Dicen que en la noche de los tiempos, emergió del Lago Titicaca Viracocha, el Dios barbudo, el Dios de las varas.
Fue alrededor de este Lago místico, el mayor de Sudamérica, el lago navegable más alto del mundo (3860 msnm), que las mayores y más influyentes civilizaciones sudamericanas fluyeron. 

Veníamos de sobrevolar las líneas de Nasca y de caminar la vida para ver las famosas ruinas de Machu Picchu, y seguíamos con ganas de impregnarnos de la cultura pre-colonial. La ruta natural (amo los palíndromos) indicaba que el próximo destino era el archifamoso lago Titicaca, la cuna de Viracocha, donde nacieron todas las culturas dominantes de los andes (no solo por la fuerza militar, como fue el tawantinsuyu, de los inkas, sino por influencia cutural), y allí fuimos.

Qué ver: Hay 3 sitios que no se pueden dejar de ver, en 3 ciudades diferentes y 2 países.

Isla de los Uros: desde Puno, Perú, se pueden visitar las islas flotantes de Uros. Estas islas son de totora, un tipo de paja que flota, de la cual han sabido hacer tierra firme, y tan firme es la tierra que allí se desarrolla vida social. Casas, granjas, y barcos de este material sustentan un tipo de vida milenario, donde el humano ha sabido adaptarse en armonía con la pacha mama.

Isla del Sol y la Luna: desde Copacabana, Bolivia, se pueden visitar estas dos islas sagradas para las culturas Inkas y pre-inkas. En la Isla del Sol es donde surgió el mundo. Allí Viracocha nació y fue dándole forma a la tierra tal como la conocemos. En ambas islas podemos ver restos arqueológicos que si se paga al guía, serán muy bien explicados.

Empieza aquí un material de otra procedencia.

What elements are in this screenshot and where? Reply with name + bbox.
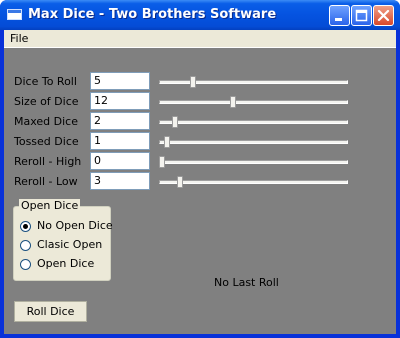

Tiwanaku: desde La Paz, Bolivia, se puede visitar este complejo arqueológico. Aun están debatiendo cual era su función, pero se cree que servía de centro astronómico-espiritual. Con construcciones que desafían la imaginación y la capacidad moderna, estas ruinas aún están cargadas de energía milenaria.img_3661.jpg

¿Dónde dormir? Nosotros en Puno tuvimos la suerte de hospedarnos en Hotel Hacienda Puno y en el Hotel Hacienda Plaza de Armas, descansamos como nunca y están ambos ubicados en pleno centro, cero ruido y ubicación genial, no podíamos pedir más. Vistas, comodidad, relax y Puno. Siiii lo teníamos todo!! En Copacabana dormimos en un hostel cercano a la catedral, muy básico pero cumplía su función (aunque me deben el agua caliente!!!), en La Paz (desde ahí hicimos base para ir a Tiwanaku), dormimos cerca del mercado, a 20 minutos del centro, cercano a la terminal, básico también pero necesitábamos estar cerca de la terminal.

Ojo al dato!!!
En Bolivia contratamos el tour para ir a ver la Isla del Sol, con la agencia comunal Titicaca ya que se suponía que colaboran con las comunidades, nos dijeron que el precio total sería de 40 bolivianos, 30 de la ida y la vuelta en barco y 10 entrada a las ruinas y que no íbamos a pagar nada más… JÁH!! Resulta que se olvidaron de decirnos que además hay que pagar a cada comunidad por pasar por sus tierras, unos 30 soles más. También nos dijeron que si llegábamos a las 15 hs., un barco nos llevaría a ver otras ruinas y luego nos regresaría a la ciudad… Mentira! Te dicen que no entendiste bien y que era el barco de otro horario, pero el otro horario te dicen que era el anterior…   que nadie te lleva a ver las ruinas pero te mienten que sí. Nada muy grave, pero cosas que fastidian una hermosa excursión. Para que se tenga en cuenta, sólo eso 😉

Comida y más comida: 
Si bien los sitios turísticos para comer abundan, y la comida de los hoteles es muy rica, no hay que dejar de ir al mercado a comer. Abundante, económico y local. Es una buena manera de inmiscuirse con la gente local, normal, real. Y la comida es la más fresca de todas, pues llega primero allí que a los restaurantes periféricos.